Les traitements tertiaires offrent une barrière supplémentaire permettant d’atteindre 98 à 99,9% d’abattement des MP des eaux usées. Leur efficacité dépend du procédé appliqué (filtre à disque, filtration sur sable, flottation, etc.). Les fractions résiduelles retrouvées dans les effluents en sortie de ces traitements sont des fragments de 20 à 190 µm principalement constitués de fibres qui traversent de manière longitudinale les filtres.

Les MP écartés des eaux usées se retrouvent dans les résidus de dégrillage, les graisses, les sables et les boues d’épuration. Les chiffres avancés au sujet de la concentration en MP dans les boues sont très variables d’une étude à l’autre. On retrouve des valeurs allant de 1500 à 170 000 MP/Kg de matières sèches.

Procédés spécifiques et émergents

La coagulation-floculation permet d’éliminer une partie des MP par déstabilisation et piégeage des particules. Une étude montre que l’utilisation de sels d’aluminium a permis d’éliminer près de 37% des MP inférieurs à 500 µm.

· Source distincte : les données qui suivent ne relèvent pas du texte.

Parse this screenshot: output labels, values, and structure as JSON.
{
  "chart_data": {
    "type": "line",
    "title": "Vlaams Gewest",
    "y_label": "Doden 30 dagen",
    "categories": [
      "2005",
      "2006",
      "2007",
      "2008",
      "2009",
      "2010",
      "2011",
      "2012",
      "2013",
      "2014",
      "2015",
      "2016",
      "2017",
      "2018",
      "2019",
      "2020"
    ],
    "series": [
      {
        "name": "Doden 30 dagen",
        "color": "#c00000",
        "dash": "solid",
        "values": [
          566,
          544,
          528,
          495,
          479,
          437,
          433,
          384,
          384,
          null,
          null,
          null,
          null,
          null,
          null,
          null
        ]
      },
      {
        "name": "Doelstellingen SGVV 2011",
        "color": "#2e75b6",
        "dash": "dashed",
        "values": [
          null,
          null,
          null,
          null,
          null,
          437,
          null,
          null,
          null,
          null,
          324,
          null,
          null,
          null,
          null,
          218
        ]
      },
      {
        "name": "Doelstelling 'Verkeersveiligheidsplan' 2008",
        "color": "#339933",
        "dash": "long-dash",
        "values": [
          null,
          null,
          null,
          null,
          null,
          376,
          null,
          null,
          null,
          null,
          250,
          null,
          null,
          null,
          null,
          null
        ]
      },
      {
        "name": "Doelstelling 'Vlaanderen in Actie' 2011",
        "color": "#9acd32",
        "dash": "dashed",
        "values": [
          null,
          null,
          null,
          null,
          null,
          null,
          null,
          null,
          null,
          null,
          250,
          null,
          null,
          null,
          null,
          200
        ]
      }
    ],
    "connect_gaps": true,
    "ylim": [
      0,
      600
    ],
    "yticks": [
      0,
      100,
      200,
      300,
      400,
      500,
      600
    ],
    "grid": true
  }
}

Une autre indique 90% d’abattement de microbilles par électrocoagulation.

Quant à la filtration, les techniques membranaires (micro, ultra et nanofiltration) permettent d’éliminer les MP avec une efficacité de 95%. Des filtres à charbon actif en grains (CAG) ont quant à eux permis d’éliminer 61 % des MP contenus dans les effluents d’une station d’épuration urbaine

Des procédés d’oxydation avancée (AOP), généralement utilisés pour la dégradation de composés organiques récalcitrants, ont montré une élimination des MP allant jusqu’à 50% en fonction de divers paramètres réactionnels (dose et type de catalyseur, concentration en MP, température).

A côté de ces techniques éprouvées, de nouveaux procédés émergent. Citons, par exemple, l’emploi d’algues comme adsorbants spécifiques qui permettent d’agglomérer les MP en agrégats plus denses ou l’utilisation de structures poreuses de type « cadres organométalliques » ou hydrogels pour piéger les MP.

Conclusion

On considère actuellement que 10 à 20% des MP émis dans l’environnement transitent par les stations d’épuration. Ces MP sont essentiellement des fibres issues du lavage des textiles et des microbilles contenues dans les cosmétiques.

Les stations d’épuration urbaines conventionnelles ont la capacité de retirer en moyenne 40 à 99,9% des MP des eaux usées, selon les procédés mis en œuvre. Plus de 50% des MP sont éliminés au cours du prétraitement et du traitement primaire (écrémage et sédimentation). A la sortie du clarificateur, il reste généralement moins de 15% des MP initialement présents dans les eaux usées et, selon les procédés déployés, un traitement tertiaire permet d’atteindre un rendement global de 99,9% d’élimination.

Dans les filières traditionnelles, les MP retirés des eaux usées se retrouvent concentrés dans les sous-produits des stations (sables, graisses et boues).

La recherche concernant l’élimination spécifique des MP se concentre essentiellement sur des techniques sélectives permettant d’isoler ou de dégrader directement ces MP.